Ceux qui découvrirent le corps furent les badauds du petit matin, ceux-là même qui se remettaient encore d'une nuit torride dans les quartiers du plaisir. Une femme nue avait accourue, gémissant sur l'inconscience prolongée de son maître. Ils avaient répondu à son appel, non pas par solidarité mais plutôt pour observer d'eux-mêmes cette incroyable nouvelle. Rapidement entassés dans la petite pièce qui empestait d'une odeur fétide, nul n'osèrent ainsi profaner le corps tant la scène semblait irréaliste. Digne jusqu'à son dernier souffle de son sang Miwaku, l'enfant honni du clan exposait à qui pouvait le regarder son corps pâle et décharné. La tête renversée dans ses coussins colorés, son visage méconaissable s'était crispé dans un désagréable sourire morbide. Il n'y avait rien de beau dans la mort du bâtard mais malgré tout, les spectateurs ne pouvaient détournés leurs regards subjugués. Sous tous ses masques, le Roi Geisha n'avait été qu'un homme : Raiko avait succombé aux vices dont il vendait tant les mérites ! Tant bien que mal, on retira la pipe noircie d'opium de ses raides serres.

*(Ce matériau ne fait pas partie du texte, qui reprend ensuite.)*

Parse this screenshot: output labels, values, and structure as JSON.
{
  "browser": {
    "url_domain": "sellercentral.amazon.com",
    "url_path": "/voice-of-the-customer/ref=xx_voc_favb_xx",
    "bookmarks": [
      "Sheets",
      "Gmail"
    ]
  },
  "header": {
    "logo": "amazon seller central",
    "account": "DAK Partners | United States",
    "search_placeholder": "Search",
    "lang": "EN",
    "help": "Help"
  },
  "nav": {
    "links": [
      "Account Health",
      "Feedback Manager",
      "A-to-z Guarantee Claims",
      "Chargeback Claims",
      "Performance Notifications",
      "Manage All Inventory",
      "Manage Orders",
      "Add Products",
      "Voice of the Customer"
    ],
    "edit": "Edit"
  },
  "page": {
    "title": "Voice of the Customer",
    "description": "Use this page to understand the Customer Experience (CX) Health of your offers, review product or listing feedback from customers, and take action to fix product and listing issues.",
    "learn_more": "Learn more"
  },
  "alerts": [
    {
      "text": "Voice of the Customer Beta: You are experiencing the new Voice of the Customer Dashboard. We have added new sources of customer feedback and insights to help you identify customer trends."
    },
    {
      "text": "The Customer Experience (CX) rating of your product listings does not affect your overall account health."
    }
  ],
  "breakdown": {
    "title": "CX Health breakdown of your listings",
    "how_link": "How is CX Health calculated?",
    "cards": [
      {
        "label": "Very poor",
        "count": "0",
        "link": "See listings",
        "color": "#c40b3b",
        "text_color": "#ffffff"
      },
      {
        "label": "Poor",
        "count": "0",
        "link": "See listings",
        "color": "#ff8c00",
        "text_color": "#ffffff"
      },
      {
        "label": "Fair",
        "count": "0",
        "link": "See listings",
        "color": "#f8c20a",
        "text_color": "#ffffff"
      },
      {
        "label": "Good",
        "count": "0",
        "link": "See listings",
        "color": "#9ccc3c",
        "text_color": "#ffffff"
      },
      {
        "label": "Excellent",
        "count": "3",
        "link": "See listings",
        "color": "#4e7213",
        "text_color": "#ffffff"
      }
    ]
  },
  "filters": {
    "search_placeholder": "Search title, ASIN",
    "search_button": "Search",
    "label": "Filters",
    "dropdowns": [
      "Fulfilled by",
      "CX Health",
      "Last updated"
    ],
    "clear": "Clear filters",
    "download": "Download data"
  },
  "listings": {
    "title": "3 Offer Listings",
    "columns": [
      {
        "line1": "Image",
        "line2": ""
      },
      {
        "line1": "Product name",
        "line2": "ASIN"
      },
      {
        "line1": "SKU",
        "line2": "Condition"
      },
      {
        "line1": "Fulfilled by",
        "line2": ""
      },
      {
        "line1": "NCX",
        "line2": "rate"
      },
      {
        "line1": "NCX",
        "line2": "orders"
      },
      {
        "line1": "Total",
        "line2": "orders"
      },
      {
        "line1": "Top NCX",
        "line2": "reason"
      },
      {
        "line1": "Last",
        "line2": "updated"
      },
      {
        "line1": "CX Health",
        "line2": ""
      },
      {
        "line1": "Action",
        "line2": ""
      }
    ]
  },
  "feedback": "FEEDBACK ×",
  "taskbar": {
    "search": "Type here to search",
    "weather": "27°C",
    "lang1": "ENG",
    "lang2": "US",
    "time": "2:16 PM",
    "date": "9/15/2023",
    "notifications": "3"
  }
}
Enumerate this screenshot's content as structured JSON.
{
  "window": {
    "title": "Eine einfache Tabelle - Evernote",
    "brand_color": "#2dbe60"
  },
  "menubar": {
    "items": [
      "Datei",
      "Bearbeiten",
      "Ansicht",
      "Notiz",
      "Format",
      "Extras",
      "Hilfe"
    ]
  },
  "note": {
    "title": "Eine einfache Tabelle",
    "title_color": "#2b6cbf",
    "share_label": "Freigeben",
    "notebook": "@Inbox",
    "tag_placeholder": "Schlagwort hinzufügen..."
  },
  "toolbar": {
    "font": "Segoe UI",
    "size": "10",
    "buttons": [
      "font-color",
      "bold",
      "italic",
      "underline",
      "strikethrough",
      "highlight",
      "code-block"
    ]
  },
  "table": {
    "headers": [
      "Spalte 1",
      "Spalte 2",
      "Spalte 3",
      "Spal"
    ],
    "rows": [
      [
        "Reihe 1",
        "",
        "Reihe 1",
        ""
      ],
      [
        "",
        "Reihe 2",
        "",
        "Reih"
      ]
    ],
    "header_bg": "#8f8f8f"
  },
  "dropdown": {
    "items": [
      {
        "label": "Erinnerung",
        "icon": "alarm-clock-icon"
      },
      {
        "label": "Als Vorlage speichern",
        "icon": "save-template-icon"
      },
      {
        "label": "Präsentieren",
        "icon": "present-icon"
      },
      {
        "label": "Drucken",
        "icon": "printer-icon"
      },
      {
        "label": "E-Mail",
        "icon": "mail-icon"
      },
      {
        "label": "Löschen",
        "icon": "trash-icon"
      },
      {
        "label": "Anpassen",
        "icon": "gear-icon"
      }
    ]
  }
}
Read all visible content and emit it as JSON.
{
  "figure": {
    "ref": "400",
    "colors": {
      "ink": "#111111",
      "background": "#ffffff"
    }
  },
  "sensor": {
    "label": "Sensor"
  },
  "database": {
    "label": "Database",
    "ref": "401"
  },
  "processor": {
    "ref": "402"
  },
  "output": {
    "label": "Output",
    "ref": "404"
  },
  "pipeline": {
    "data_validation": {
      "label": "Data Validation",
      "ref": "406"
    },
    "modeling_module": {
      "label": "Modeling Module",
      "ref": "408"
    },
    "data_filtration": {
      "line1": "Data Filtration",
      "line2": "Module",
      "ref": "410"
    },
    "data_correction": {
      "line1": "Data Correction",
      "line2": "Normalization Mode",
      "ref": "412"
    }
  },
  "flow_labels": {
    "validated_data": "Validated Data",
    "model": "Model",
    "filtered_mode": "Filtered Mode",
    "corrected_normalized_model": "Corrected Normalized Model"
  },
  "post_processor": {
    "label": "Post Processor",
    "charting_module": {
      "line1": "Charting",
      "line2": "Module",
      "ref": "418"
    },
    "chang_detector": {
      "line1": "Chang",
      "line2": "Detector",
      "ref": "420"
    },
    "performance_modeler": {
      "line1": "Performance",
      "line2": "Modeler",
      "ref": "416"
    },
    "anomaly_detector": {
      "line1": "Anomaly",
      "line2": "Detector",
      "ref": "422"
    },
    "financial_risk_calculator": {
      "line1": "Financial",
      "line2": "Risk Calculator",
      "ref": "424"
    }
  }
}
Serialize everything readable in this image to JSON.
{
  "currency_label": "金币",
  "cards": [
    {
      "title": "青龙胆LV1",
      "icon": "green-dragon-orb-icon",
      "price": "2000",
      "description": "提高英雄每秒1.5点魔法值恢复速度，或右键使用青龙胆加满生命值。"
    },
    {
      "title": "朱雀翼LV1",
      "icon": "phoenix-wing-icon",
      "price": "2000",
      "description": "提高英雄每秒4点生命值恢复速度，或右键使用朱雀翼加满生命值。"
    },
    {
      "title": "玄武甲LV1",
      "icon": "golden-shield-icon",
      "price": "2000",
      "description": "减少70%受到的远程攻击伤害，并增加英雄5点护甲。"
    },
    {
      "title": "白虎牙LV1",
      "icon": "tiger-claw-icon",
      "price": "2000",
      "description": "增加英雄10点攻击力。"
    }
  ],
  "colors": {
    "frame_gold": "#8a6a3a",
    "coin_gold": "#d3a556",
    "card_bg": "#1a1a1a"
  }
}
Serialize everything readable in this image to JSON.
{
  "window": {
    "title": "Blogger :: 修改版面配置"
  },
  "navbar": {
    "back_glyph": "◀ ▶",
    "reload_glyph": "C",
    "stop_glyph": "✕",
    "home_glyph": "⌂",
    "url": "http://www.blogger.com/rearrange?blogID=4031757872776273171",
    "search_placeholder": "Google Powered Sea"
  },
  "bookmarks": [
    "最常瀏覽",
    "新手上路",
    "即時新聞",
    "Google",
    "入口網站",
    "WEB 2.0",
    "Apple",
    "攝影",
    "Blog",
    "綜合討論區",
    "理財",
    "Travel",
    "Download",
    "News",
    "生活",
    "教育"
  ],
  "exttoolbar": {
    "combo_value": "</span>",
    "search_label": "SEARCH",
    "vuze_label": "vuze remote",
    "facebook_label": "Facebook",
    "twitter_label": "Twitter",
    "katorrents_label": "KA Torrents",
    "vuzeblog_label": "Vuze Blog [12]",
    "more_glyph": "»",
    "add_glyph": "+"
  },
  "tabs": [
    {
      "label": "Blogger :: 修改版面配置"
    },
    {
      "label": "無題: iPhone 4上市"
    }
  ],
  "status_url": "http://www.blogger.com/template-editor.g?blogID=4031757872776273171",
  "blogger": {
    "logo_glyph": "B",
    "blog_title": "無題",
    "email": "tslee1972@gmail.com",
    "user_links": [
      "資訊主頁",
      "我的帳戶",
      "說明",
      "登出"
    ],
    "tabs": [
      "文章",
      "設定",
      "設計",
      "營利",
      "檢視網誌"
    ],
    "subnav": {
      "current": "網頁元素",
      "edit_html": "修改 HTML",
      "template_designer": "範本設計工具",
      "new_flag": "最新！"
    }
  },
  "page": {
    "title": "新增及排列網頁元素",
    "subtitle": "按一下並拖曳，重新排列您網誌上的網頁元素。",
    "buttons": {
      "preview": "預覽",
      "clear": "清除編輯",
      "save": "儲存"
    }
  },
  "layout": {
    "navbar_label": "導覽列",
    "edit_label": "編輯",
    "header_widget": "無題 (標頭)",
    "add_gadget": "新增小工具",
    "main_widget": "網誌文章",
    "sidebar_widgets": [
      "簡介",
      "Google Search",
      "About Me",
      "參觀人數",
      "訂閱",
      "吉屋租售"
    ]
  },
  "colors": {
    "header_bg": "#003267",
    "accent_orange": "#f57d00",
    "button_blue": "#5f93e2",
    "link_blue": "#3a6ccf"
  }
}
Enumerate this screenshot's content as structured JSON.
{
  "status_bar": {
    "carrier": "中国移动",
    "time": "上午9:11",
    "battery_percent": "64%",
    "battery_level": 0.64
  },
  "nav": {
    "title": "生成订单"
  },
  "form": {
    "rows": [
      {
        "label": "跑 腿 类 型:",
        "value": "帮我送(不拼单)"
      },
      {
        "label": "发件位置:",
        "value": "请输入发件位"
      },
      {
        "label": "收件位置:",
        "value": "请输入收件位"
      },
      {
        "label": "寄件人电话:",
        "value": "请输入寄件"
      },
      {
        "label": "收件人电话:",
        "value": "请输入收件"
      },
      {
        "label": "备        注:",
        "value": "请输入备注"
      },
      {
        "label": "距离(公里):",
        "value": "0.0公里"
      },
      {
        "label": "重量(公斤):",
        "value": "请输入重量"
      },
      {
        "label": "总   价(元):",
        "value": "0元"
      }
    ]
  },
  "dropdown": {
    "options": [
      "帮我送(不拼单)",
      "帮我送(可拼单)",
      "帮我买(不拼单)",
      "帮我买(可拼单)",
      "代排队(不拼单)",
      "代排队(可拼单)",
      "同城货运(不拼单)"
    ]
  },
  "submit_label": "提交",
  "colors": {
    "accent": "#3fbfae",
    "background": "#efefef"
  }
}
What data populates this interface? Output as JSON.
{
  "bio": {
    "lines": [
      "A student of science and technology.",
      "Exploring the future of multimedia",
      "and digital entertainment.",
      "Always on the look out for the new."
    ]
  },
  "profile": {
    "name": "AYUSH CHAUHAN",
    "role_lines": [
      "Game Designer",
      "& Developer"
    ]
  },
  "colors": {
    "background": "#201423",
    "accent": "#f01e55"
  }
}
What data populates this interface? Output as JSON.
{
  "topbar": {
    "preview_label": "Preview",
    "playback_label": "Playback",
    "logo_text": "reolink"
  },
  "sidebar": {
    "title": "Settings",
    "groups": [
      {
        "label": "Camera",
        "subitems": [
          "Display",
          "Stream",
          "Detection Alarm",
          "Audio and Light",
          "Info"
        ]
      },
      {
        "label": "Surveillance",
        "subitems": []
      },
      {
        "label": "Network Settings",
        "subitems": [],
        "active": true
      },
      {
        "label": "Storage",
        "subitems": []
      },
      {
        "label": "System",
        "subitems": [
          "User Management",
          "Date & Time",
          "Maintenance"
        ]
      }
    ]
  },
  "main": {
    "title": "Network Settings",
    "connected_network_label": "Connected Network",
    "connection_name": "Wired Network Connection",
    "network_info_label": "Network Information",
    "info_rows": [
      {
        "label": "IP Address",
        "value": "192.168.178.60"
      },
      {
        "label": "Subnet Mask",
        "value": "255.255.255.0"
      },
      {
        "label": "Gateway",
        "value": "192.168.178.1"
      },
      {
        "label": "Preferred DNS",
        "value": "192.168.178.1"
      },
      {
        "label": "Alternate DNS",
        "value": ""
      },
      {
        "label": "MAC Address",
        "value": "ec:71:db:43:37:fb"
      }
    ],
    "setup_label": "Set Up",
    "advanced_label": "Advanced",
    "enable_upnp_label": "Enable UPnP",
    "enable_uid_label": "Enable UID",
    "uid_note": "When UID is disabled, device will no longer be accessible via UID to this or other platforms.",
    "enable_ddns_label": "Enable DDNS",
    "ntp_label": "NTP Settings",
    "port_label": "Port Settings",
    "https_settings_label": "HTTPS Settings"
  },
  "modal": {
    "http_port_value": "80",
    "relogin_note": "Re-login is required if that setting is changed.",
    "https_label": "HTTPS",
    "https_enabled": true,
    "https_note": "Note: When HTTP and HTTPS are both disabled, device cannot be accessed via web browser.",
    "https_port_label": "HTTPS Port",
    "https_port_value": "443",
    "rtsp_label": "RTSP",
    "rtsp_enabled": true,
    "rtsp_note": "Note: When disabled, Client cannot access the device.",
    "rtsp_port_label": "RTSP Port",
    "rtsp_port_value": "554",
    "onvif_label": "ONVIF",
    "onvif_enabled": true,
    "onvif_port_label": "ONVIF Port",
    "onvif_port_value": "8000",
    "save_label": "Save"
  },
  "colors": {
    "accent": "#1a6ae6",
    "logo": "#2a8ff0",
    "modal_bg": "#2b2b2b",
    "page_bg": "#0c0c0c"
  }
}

Pour l'inconnu, cela ne serait sans doute qu'une folle nuit dans un coin de débauche. Pour les amateurs, ils assistaient aux vestiges d'un des derniers princes de la luxure... Les secrets qu'emporterait un jour dans sa tombe la jeune femme éplorée feraient l'objet des ragots pendant un moment, avant que les complots dont semblaient se nourrir Kumo ne finissent par engloutir toute interrogation sur les véritables capacités du fils indigne. Nul ne pleurerait évidemment Miwaku Raiko, une triste vérité que même le plus fou des hommes ne saurait ignoré.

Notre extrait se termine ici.